Like a Magneplanar, but unlike an Eminent Technology push-pull Ribbon, the Stage woofer is a single-ended design. There is a single array of magnets on the back side to provide the driving force. Theoretically, a push-pull design is superior because it eliminates driving-force nonlinearities. For single-ended operation, the driving force becomes nonlinear as the ribbon is displaced farther and farther from the magnets. The nonlinearity, however, only becomes serious as the ribbon's excursion becomes large. And certainly the proof is in the listening. Both Apogee and Magneplanar have produced eminently listenable speakers over the years.
The crossover frequency is around 800Hz.
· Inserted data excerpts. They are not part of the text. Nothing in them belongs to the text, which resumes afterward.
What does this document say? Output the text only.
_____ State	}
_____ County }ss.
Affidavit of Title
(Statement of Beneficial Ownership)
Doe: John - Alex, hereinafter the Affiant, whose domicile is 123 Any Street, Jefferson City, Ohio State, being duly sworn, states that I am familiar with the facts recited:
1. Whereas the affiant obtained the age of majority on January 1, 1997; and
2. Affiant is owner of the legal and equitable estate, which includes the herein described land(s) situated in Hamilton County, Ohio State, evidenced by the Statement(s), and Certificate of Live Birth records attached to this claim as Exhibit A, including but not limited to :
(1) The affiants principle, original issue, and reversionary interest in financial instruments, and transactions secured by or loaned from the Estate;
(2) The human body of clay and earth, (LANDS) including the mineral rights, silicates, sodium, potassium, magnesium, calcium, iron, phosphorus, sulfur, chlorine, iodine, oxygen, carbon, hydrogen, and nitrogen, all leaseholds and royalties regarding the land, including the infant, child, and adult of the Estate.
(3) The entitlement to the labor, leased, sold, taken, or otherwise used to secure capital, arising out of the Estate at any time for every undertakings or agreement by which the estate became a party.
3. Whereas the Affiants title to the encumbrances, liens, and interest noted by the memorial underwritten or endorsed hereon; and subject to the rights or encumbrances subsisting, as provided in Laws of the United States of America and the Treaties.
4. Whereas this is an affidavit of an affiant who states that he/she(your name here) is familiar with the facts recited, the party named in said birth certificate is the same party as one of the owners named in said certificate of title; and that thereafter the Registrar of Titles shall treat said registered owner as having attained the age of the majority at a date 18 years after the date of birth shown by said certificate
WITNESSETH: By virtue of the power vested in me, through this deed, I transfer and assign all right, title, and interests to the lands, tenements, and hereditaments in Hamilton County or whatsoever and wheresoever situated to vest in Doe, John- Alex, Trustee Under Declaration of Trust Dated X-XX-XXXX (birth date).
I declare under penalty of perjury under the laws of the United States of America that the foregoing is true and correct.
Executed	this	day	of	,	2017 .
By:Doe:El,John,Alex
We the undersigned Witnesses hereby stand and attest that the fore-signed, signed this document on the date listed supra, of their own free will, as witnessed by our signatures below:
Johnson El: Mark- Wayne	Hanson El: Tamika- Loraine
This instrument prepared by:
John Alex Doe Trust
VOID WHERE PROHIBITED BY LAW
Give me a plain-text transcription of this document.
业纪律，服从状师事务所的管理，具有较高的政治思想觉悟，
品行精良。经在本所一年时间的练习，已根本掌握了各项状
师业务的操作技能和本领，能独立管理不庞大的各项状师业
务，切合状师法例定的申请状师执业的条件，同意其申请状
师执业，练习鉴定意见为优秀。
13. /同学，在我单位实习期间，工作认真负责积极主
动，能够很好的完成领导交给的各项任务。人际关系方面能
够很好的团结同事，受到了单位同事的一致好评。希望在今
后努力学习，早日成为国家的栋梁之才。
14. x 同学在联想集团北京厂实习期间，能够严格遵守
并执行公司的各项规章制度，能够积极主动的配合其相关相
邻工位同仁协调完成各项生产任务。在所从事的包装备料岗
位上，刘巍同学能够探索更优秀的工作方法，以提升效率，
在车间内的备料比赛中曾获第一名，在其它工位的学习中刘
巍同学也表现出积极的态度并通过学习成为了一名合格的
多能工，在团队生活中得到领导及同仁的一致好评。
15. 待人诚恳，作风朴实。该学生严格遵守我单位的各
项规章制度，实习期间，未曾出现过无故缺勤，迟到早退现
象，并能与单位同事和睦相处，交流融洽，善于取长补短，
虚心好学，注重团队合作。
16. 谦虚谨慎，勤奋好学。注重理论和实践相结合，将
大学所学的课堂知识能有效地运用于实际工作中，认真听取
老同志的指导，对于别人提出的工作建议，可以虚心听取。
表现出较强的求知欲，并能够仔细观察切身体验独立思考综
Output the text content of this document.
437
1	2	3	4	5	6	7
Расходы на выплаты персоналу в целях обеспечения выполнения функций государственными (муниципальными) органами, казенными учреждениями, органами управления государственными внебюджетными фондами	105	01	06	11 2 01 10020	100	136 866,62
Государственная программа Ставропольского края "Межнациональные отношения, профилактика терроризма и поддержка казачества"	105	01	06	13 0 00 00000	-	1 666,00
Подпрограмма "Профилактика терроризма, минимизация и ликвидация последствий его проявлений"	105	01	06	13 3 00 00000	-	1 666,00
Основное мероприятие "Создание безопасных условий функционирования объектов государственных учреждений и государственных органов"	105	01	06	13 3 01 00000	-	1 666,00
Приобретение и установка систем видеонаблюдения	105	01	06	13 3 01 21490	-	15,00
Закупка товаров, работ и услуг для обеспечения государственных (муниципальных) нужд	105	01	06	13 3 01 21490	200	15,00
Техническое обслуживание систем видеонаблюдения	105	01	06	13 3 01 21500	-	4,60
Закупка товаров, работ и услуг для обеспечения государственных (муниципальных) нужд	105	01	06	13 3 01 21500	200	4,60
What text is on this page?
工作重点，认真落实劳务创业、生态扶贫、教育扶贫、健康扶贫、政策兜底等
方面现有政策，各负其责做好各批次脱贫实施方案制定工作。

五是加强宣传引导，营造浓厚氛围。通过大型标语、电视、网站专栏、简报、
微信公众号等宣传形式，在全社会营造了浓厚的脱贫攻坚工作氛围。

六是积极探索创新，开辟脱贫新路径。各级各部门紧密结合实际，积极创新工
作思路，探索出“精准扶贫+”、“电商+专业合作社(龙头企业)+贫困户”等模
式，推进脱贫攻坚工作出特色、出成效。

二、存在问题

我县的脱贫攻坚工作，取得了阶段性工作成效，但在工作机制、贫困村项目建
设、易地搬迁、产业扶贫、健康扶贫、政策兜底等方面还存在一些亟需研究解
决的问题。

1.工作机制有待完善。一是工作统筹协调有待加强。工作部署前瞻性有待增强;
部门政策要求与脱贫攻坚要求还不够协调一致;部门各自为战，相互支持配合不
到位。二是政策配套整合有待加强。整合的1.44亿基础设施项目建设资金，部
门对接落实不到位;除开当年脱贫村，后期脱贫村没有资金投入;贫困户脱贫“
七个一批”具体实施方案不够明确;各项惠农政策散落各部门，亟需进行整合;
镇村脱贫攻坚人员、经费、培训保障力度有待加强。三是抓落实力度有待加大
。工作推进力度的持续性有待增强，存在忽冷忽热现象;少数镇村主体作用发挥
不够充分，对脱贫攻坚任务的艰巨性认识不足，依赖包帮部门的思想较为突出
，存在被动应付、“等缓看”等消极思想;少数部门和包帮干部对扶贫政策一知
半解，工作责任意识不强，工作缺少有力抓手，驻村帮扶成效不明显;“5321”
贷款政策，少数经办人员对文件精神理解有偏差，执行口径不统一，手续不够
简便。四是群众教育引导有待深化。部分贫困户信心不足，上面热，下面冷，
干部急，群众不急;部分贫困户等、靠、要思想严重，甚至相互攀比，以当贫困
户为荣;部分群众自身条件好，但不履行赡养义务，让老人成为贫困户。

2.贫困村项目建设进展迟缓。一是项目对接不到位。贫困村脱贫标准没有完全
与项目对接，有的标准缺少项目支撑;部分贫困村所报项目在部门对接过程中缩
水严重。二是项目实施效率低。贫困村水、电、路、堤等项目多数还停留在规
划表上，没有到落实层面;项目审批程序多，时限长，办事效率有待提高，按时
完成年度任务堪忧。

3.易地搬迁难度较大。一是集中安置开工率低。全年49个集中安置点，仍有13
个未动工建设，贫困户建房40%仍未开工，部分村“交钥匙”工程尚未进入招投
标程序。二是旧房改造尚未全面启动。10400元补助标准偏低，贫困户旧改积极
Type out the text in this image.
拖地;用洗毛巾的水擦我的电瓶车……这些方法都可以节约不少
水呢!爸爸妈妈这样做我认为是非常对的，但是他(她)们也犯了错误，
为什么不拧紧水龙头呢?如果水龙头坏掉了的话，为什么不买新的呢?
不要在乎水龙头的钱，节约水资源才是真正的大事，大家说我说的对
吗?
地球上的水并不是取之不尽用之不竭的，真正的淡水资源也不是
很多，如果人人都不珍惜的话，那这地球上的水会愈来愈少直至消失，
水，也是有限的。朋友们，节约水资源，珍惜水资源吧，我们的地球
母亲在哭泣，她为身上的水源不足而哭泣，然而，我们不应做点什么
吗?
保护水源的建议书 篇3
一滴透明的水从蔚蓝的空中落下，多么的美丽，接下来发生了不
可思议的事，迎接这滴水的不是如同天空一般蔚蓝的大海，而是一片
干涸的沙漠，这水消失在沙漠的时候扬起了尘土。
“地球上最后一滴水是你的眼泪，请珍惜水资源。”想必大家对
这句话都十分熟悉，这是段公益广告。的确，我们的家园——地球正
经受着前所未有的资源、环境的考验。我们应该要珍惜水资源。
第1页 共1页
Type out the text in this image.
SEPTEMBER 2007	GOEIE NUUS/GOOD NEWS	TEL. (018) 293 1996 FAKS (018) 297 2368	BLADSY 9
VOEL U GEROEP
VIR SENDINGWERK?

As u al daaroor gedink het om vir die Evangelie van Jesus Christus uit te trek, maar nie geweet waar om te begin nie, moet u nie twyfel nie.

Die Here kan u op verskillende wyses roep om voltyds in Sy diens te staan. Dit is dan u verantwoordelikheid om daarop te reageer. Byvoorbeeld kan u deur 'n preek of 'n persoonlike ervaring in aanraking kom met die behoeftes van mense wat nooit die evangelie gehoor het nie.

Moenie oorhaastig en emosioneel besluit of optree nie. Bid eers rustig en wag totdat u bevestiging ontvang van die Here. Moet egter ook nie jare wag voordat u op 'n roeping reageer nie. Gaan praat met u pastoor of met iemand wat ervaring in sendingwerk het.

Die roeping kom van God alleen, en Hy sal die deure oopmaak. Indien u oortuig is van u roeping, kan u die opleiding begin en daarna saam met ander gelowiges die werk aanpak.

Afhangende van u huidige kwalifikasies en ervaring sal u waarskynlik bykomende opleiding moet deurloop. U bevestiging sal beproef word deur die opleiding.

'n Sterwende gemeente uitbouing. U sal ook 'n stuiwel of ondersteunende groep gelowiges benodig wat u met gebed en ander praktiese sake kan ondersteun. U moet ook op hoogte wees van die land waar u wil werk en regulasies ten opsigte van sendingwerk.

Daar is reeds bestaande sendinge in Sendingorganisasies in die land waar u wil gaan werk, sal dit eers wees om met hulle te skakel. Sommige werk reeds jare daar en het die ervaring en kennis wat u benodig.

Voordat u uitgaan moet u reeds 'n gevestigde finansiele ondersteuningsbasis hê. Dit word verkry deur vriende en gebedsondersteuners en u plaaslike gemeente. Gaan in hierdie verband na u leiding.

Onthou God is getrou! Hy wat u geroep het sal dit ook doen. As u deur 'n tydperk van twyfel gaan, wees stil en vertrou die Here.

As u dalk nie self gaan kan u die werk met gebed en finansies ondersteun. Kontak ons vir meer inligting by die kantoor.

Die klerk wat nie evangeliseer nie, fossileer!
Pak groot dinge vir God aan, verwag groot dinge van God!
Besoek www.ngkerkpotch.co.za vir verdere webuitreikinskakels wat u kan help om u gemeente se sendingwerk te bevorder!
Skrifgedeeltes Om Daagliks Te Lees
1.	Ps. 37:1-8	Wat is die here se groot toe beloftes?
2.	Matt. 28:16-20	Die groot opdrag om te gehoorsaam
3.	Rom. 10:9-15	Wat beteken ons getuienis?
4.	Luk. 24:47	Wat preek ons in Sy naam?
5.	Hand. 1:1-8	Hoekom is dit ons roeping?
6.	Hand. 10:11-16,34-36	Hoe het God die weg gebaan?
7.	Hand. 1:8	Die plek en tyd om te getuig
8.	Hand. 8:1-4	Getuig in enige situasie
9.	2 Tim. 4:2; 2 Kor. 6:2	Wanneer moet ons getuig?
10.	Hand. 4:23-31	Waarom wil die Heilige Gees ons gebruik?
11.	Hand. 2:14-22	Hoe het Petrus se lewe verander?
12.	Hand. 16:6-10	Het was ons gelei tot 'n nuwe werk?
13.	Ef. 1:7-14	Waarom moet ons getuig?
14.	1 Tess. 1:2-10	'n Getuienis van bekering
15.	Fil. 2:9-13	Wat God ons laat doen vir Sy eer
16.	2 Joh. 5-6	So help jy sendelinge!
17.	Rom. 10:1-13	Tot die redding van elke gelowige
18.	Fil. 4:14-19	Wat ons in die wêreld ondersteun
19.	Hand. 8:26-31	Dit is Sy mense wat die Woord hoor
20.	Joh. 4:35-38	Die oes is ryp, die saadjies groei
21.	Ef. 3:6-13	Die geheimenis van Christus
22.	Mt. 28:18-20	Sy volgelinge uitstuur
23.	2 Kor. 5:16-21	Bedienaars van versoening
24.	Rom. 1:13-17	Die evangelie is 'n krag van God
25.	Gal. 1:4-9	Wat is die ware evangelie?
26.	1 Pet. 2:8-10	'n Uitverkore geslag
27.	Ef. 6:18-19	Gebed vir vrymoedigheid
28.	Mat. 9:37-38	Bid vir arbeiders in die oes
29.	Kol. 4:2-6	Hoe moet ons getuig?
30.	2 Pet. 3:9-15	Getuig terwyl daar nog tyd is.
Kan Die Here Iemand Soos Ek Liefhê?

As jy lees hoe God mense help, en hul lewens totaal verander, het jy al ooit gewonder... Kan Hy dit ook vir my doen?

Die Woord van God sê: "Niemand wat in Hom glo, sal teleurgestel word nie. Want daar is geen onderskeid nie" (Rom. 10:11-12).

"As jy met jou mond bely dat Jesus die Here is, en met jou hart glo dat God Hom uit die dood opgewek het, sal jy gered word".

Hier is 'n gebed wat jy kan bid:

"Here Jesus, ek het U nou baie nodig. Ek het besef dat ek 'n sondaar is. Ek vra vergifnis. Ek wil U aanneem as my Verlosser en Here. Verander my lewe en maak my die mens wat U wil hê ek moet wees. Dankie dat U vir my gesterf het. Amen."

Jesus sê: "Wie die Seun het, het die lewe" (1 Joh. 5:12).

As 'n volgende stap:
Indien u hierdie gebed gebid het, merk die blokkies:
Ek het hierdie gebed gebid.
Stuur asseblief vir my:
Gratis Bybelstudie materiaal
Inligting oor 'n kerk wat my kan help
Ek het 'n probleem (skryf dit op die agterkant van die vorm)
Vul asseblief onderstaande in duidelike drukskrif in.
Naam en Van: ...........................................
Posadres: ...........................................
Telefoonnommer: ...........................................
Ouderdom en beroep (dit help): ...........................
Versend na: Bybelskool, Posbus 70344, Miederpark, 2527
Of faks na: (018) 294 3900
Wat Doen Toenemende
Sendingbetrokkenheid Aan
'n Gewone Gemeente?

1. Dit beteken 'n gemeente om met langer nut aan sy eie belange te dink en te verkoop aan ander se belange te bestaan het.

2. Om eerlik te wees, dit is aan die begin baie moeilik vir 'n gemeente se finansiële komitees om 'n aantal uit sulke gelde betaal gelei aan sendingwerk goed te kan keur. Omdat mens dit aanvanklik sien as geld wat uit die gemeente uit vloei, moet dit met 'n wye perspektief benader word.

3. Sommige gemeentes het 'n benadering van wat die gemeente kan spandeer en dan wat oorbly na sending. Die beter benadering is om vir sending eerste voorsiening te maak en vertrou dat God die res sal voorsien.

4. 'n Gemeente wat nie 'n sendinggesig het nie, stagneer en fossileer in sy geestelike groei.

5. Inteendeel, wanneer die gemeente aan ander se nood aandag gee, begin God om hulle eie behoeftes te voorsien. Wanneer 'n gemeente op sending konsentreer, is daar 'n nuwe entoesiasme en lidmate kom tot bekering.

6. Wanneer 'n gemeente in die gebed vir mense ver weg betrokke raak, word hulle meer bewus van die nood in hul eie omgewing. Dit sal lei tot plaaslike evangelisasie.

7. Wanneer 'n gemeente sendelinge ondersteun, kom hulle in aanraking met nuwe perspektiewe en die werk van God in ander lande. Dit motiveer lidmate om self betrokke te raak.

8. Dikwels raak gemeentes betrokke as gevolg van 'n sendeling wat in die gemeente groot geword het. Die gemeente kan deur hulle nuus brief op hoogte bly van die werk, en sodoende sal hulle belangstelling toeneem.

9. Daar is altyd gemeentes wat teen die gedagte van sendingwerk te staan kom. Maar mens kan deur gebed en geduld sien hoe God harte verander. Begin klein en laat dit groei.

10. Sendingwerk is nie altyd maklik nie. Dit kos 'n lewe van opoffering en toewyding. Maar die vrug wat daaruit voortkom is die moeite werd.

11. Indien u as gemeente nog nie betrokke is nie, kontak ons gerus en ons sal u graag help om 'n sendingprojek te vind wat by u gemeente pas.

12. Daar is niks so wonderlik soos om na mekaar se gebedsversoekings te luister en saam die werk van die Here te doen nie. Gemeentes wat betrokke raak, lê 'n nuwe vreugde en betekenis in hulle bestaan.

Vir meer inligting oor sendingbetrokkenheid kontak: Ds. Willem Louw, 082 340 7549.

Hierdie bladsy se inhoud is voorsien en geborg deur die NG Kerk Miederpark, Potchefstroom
The cutoff slope of the network is a constant-voltage 6dB/octave, gradually increasing to 12dB/octave, while a rear switch, labeled "High" and "Normal," allows the treble balance to be adjusted. Two pairs of five-way binding posts allow the Stage to be bi-wired, if so desired.
The radiation pattern is dipole or figure-eight—with the main lobes to the front and back and little radiation to the sides. I personally like the controlled dispersion of a dipole because of the reduction of early sidewall reflections. Reflections arriving within an 8-10ms window of the first wavefront are most troublesome, as they color instrumental timbres and, depending on their intensity, also serve to diffuse image specificity.
The real issue for a dipole, then, has to do with the backwave. What do you do with it? Surely, to place a dipole very close to the back wall is to court sonic disaster. Unless the back wall is a sonic "black hole," there will be many early reflections. One school of thought prescribes a breathing space of, say, four to five feet from the back wall. The logic behind this is that back-wall reflections will now be delayed at least 8ms and thus will offer only minimal interference with the direct sound. As a bonus, the argument goes, the late reflections will enhance the spaciousness and perceived depth of the soundstage. There is no doubt that this approach works, and that in some rooms it works well even without any acoustical treatment of the back wall; for example, the Sound-Lab A-3s in JGH's old listening room in Santa Fe. Here, even with a bare concrete back wall, the A-3 did very well as long as it was kept at least 5' out in the room. In general, however, I'm dubious that such an approach will work in most rooms without some acoustical damping of the back wall.